Blogpost from
http://blog.fagstein.com/2018/10/02/super-bowl-ads-blocked-again/
http://blog.fagstein.com/2018/10/02/super-bowl-ads-blocked-again/
I was a bit busy yesterday in the middle of a Quebec newsplosion, but fortunately people in the rest of Canada (Globe and Mail, Financial Post, CBC, BNN, Michael Geist, Cartt.ca) had time to read the new U.S.-Mexico-Canada Agreement and notice an annex that directly impacts the CRTC and Canadian TV viewers.
Annex 15-D of the agreement is very specific: “Canada shall rescind Broadcasting Regulatory Policy CRTC 2016-334 and Broadcasting Order CRTC 2016-335.”
It doesn’t use the words, but that policy is about ad substitution during the Super Bowl. It’s the policy (originally announced in 2015) that said Bell could not require TV providers in Canada substitute its signal over those of U.S. border stations during the game because of Canadians’ strong demand for those high-profile U.S. commercials.
Bell has been trying hard since 2015 to get that decision overturned, going all the way up to the Supreme Court of Canada. The NFL has been on their side, because without simsub, the value of the Super Bowl rights in Canada plummets.

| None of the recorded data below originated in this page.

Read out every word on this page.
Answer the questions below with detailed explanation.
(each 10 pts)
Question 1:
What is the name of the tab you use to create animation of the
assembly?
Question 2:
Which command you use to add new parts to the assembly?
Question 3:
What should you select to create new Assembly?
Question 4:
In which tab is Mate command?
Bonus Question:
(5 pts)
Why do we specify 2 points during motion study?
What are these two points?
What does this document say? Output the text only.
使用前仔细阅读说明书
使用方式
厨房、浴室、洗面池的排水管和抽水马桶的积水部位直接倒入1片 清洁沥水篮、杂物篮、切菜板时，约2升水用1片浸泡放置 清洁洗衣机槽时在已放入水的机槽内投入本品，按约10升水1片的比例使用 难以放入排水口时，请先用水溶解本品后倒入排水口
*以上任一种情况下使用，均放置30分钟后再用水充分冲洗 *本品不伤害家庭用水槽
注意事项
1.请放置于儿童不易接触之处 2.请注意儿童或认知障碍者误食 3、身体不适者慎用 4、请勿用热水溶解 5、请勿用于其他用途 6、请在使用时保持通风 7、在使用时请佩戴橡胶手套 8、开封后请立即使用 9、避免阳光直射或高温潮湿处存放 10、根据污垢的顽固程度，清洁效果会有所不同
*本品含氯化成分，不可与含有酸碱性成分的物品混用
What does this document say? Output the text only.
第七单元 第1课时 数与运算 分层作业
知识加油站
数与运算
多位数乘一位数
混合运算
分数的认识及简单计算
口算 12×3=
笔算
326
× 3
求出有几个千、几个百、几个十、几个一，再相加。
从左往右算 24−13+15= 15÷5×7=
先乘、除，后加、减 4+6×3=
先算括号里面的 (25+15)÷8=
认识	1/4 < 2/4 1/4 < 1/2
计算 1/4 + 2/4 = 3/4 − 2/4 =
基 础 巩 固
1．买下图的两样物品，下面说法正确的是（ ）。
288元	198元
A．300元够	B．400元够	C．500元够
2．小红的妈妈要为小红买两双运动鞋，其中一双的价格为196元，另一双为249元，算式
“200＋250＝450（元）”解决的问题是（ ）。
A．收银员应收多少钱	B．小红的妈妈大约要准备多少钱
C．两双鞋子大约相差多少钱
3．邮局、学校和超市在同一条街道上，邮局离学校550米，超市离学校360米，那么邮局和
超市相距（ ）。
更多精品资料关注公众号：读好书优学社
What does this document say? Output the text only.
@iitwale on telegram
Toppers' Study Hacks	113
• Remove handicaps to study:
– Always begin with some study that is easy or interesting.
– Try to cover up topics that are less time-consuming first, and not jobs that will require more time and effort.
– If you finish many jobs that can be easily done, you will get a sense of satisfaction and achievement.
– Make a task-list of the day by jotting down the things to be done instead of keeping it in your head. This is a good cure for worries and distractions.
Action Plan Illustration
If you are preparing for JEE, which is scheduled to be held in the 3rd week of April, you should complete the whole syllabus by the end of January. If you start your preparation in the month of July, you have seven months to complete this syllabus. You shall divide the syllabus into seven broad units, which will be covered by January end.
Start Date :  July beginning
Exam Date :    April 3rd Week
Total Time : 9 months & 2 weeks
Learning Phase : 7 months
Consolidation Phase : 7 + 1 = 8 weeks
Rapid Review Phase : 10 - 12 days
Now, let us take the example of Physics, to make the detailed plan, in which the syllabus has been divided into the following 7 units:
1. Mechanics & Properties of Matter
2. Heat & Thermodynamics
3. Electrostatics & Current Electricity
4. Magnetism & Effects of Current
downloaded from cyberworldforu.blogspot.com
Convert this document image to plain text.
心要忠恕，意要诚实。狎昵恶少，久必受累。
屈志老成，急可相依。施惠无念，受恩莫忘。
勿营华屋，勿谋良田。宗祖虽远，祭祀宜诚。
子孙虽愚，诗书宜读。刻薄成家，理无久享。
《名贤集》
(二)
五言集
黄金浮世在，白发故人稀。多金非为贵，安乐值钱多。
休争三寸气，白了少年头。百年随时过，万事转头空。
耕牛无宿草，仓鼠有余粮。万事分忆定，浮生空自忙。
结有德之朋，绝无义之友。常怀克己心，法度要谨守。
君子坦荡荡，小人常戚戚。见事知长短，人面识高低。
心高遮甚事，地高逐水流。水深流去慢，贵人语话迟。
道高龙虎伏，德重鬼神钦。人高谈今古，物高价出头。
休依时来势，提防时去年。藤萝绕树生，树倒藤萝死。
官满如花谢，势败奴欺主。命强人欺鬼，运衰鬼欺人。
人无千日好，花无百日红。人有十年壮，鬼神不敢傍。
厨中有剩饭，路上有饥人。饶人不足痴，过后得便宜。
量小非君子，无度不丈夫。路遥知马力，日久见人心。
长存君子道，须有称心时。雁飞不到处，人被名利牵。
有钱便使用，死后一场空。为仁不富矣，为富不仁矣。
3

Now, thanks to the NFL’s lobbying of U.S. trade negotiators, the Canadian government will step in and solve the problem for them. The annex doesn’t specify a timeframe, but presumably it would happen when the treaty is ratified, which may or may not come before the next Super Bowl in February.
Putting this in the trade deal gives the Canadian government and the CRTC some cover. The Canadian government can say they were forced into this by the U.S. government, and the CRTC can blame the Canadian government when people go back to complaining to it that U.S. ads are blocked.